Mensonge, considère Noriko Matsumoto, qui ne veut pas entendre parler de retour. « Je me bats pour le droit à une évacuation durable dans un lieu sain, et à une vie de famille normale ! ». Elle vient de lancer un réseau pour relier les réfugiés de Fukushima, ventilés dans tous le pays, et les inciter à soutenir ces demandes. « Car beaucoup se terrent, divisés et peu portés sur la revendication, souvent enclins à accepter les thèses du gouvernement qui investit pour la relance économique de la région de Fukushima », explique Toshiko Okada.

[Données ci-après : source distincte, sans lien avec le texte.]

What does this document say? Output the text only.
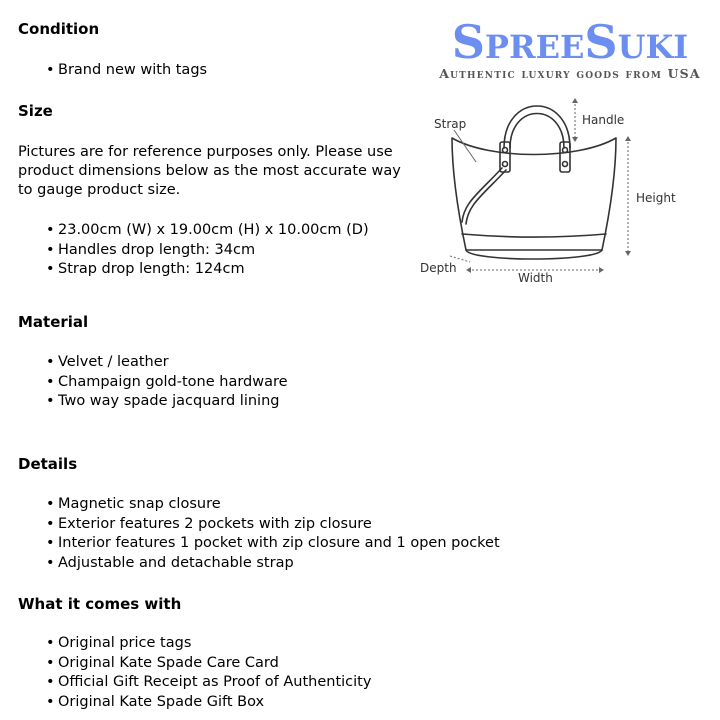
Condition
• Brand new with tags
Size

Pictures are for reference purposes only. Please use product dimensions below as the most accurate way to gauge product size.

• 23.00cm (W) x 19.00cm (H) x 10.00cm (D)
• Handles drop length: 34cm
• Strap drop length: 124cm
Material
• Velvet / leather
• Champaign gold-tone hardware
• Two way spade jacquard lining
Details
• Magnetic snap closure
• Exterior features 2 pockets with zip closure
• Interior features 1 pocket with zip closure and 1 open pocket
• Adjustable and detachable strap
What it comes with
• Original price tags
• Original Kate Spade Care Card
• Official Gift Receipt as Proof of Authenticity
• Original Kate Spade Gift Box
SpreeSuki
Authentic luxury goods from USA
Strap	Handle
Height
Depth
Width
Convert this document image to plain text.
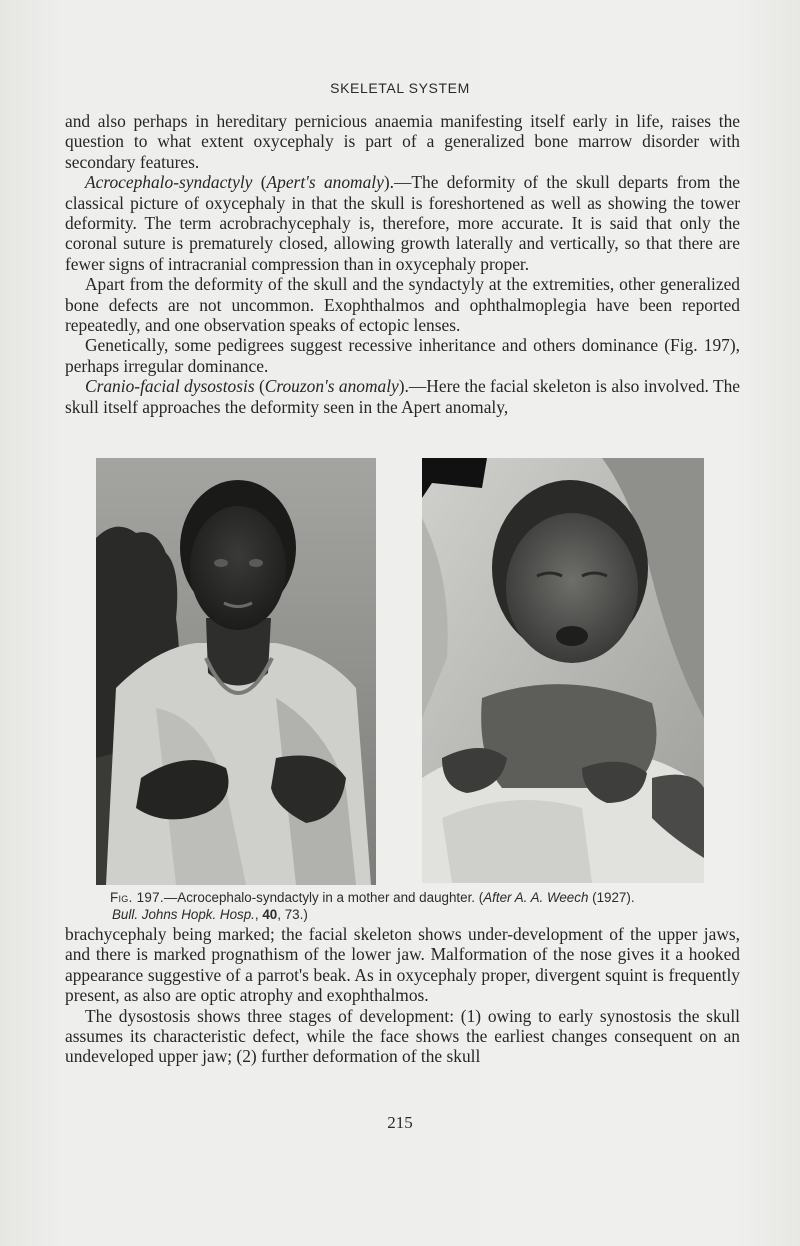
SKELETAL SYSTEM

and also perhaps in hereditary pernicious anaemia manifesting itself early in life, raises the question to what extent oxycephaly is part of a generalized bone marrow disorder with secondary features.

Acrocephalo-syndactyly (Apert's anomaly).—The deformity of the skull departs from the classical picture of oxycephaly in that the skull is foreshortened as well as showing the tower deformity. The term acrobrachycephaly is, therefore, more accurate. It is said that only the coronal suture is prematurely closed, allowing growth laterally and vertically, so that there are fewer signs of intracranial compression than in oxycephaly proper.

Apart from the deformity of the skull and the syndactyly at the extremities, other generalized bone defects are not uncommon. Exophthalmos and ophthalmoplegia have been reported repeatedly, and one observation speaks of ectopic lenses.

Genetically, some pedigrees suggest recessive inheritance and others dominance (Fig. 197), perhaps irregular dominance.

Cranio-facial dysostosis (Crouzon's anomaly).—Here the facial skeleton is also involved. The skull itself approaches the deformity seen in the Apert anomaly,

Fig. 197.—Acrocephalo-syndactyly in a mother and daughter. (After A. A. Weech (1927).
Bull. Johns Hopk. Hosp., 40, 73.)

brachycephaly being marked; the facial skeleton shows under-development of the upper jaws, and there is marked prognathism of the lower jaw. Malformation of the nose gives it a hooked appearance suggestive of a parrot's beak. As in oxycephaly proper, divergent squint is frequently present, as also are optic atrophy and exophthalmos.

The dysostosis shows three stages of development: (1) owing to early synostosis the skull assumes its characteristic defect, while the face shows the earliest changes consequent on an undeveloped upper jaw; (2) further deformation of the skull

215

Son réseau citoyen n’a donc pas la part belle. En dépit de campagnes d’interpellation et de la vingtaine de procès en cours contre le gouvernement et Tepco, l’opérateur de la centrale détruites, l’opinion publique japonaise est peu réactive. « C’est la raison pour laquelle nous cherchons à renforcer notre audience en mobilisant des mouvements étrangers », explique Toshio Yanagihara. L’avocat fait actuellement tourner une pétition réclamant principalement que la limite de 1 mSv soit retenue comme seuil absolu d’irradiation tolérable. « Il a bien été reconnu dans le cas Tchernobyl, alors… » Au sein du FSM de Montréal circulait le projet de lancer une campagne internationale sur le sujet. « Mars 2017, c’est demain ! », appuie Annie Pourre, l’une des animatrices du réseau No Vox qui s’y dispose.

(1) Les 30 % restant, dans les zones les plus contaminés, seront à la même enseigne en 2019, date à laquelle le gouvernement affirme que la décontamination des zones habitées sera terminée.